A First Garden
I recently came across this photograph that shows my first garden. The same summer I was married I planted this little flower bed at the very edge of our property near the driveway.
Silver bells and cockle shells and pretty maids all in a row. Or in my case, a back row of gladioli, two rows of red salvias, and a front row of zinnias, all meticulously outlined in small stones collected from around my yard. Both gladiolus and zinnia were well known to me, but the red salvia was not and it seemed terribly exotic.
These little plants were a rectangle of joy that summer and so looking back at it now, I have to say this was quite a successful garden.
A year before our marriage my husband had bought a small house on a dirt road, down in a valley on a one-half acre, heavily wooded lot. The land was once farmland, but had returned to young pine forest by the time our house was built four years earlier.
The trees were mostly loblolly pines and unfortunately, over the years we learned a lot about how freshly broken pines smell after ice storms and hurricanes. Long after this photo was taken, the sweet gum tree visible on the left became a Hurricane Fran victim. The resulting light that streamed in after the tree was removed brought us an interesting surprise—after nearly two decades of living there a yucca plant bloomed for the first time in this little corner.
That yucca, discernible In the middle right of the photo, lay at the base of a large pine. It was planted before we had moved there by Dr. Harold, our neighbor who owned the adjoining property. His wife’s first name was Fern and perhaps to honor her or just because he liked ferns, he also had dug up ferns of some unknown type and placed them, earth and all, atop these two tall stones, where they thrived during our years there. Dr. Harold had a deep love of the land and often walked his property and the surrounding woods with a beautiful English Sheepdog and later, his Golden Retriever, Lance.
Though only three miles from town, my newly married self felt isolated and lost on this land “out in the country.” I did appreciate the azaleas and the many fine native dogwoods growing there, but being unused to anything wild, I did not even recognize what poison ivy looked like. Thankfully a wise friend finally took pity on me and announced one day she was coming over to walk me around our property to point out the poison ivy, so I could know what to avoid. It took a while but we eventually managed to get that pesky plant under control.

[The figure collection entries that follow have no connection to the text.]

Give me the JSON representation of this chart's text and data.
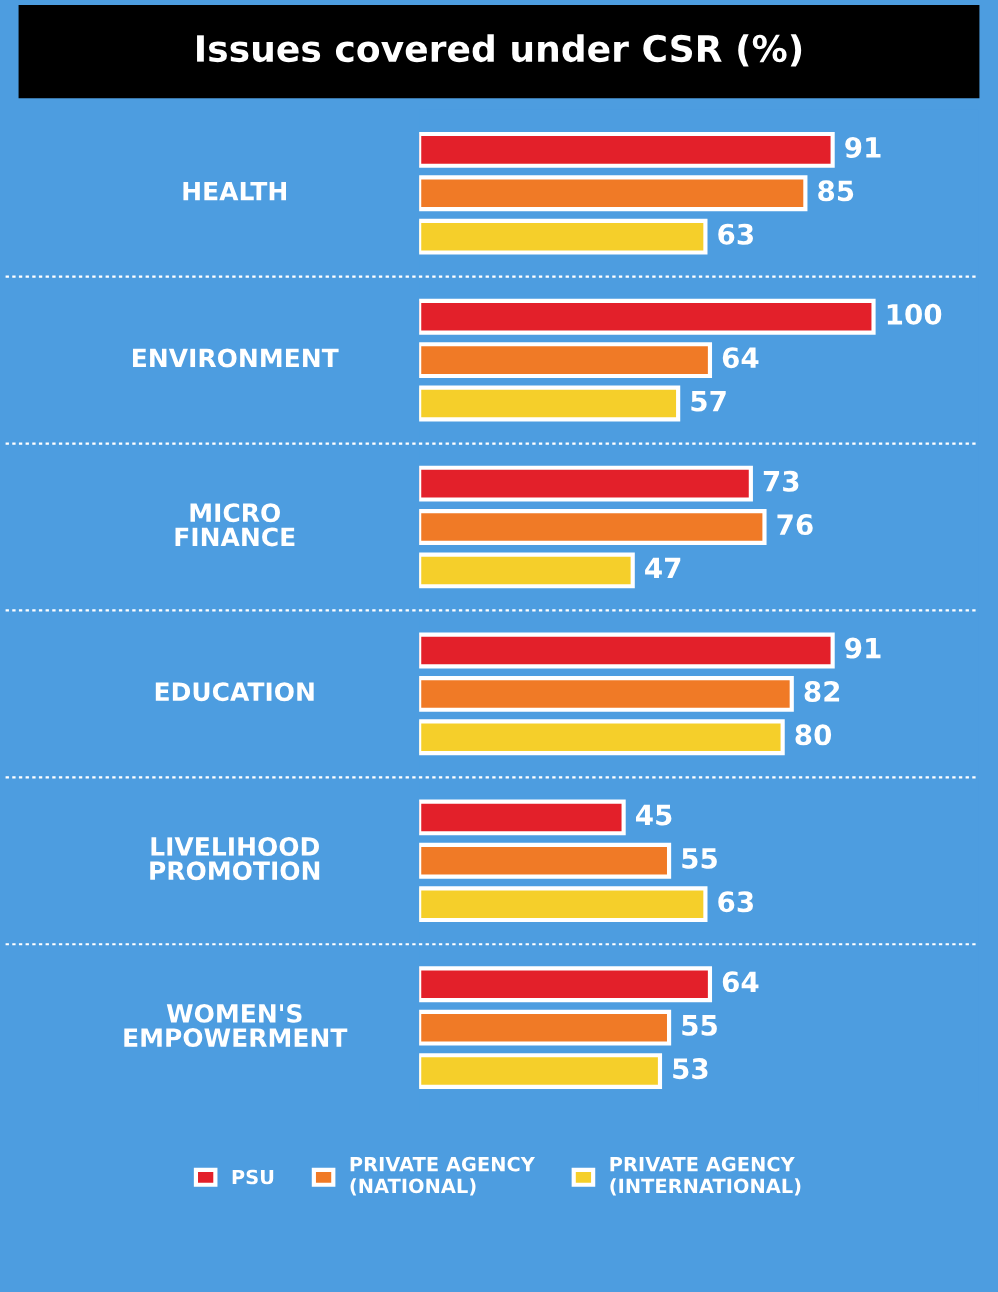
{
  "chart_data": {
    "type": "bar",
    "orientation": "horizontal",
    "title": "Issues covered under CSR (%)",
    "categories": [
      "HEALTH",
      "ENVIRONMENT",
      "MICRO\nFINANCE",
      "EDUCATION",
      "LIVELIHOOD\nPROMOTION",
      "WOMEN'S\nEMPOWERMENT"
    ],
    "series": [
      {
        "name": "PSU",
        "color": "#e3202a",
        "values": [
          91,
          100,
          73,
          91,
          45,
          64
        ]
      },
      {
        "name": "PRIVATE AGENCY\n(NATIONAL)",
        "color": "#f07a26",
        "values": [
          85,
          64,
          76,
          82,
          55,
          55
        ]
      },
      {
        "name": "PRIVATE AGENCY\n(INTERNATIONAL)",
        "color": "#f5cf2a",
        "values": [
          63,
          57,
          47,
          80,
          63,
          53
        ]
      }
    ],
    "data_labels": true,
    "legend": "bottom"
  }
}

There were too many trees in my opinion and the soil—in addition to being covered with tree roots, the soil was heavy clay, quite opposite the rich, loamy soil of my parents’ vegetable garden.
The first year we were married my husband and I used large (and heavy) stones picked up from along nearby roadsides to create paths and to delineate islands around groups of trees. At the sunniest edges of these islands I tried to grow flowers, but gardening was not easy for me in this shady location. Everything I wanted to grow needed sun.
Though I did not consider myself a gardener at this time, somehow the few sunny spots in our yard soon became flower beds. They were mostly filled with irises that had been passed along by my across-the-street neighbor, Henrietta. Many years later when enough trees had fallen to allow plenty of sunlight through, I decided to turn the entire front yard into a garden with islands of perennials and these irises were the starting point. The garden I created at that time is still my favorite.
By that point I had learned enough to hire someone to bring in lots of planting soil and compost to form raised beds. No more scratching around tree roots in hard clay. The year before my good friends and accross-the-street neighbors, Bill and Cecy, had made a wonderful garden in their back yard, exuberantly full of shasta daisies and yarrow, among other things They had started with loads of compost recycled from the town’s food waste, so I took a cue from them.
When Janice, my friend who earlier had taught me how to tip-toe past the poison ivy, saw the beginnings of my perennial garden, she dropped off lots of ephemeral wildflowers and other natives, such as Monarda.
I am not sure what sparked the idea to create that perennial garden. Over time I think I had become a gardener without being aware it was happening. In my memory it stands out as a respite from work and simply a beautiful place to busy my hands and free my mind.
I was fortunate to have a true gardening mentor, though when she was living, I did not know to think of her in such terms. Through the years my mother’s cousin, VIrgie, shared dozens of plants from her garden, including sweet shrub, spirea, Turk’s cap lily, phlox, tradescantia, everlasting sweet pea. When we moved to our current home many of Virgie’s plants came with me. It was the wrong time of year to be able to bring Janice’s ephemerals, but her Monarda came along and so did Henrietta’s irises.
Sadly my digital images of my previous perennial garden were lost during a painful hard-drive crash. I am still hoping to come across a printed photograph of it sometime when I take time to go through my boxes of pictures. For now I remember it circuitously by looking at this image of my first little garden near the driveway—the beginnings of a love of gardening.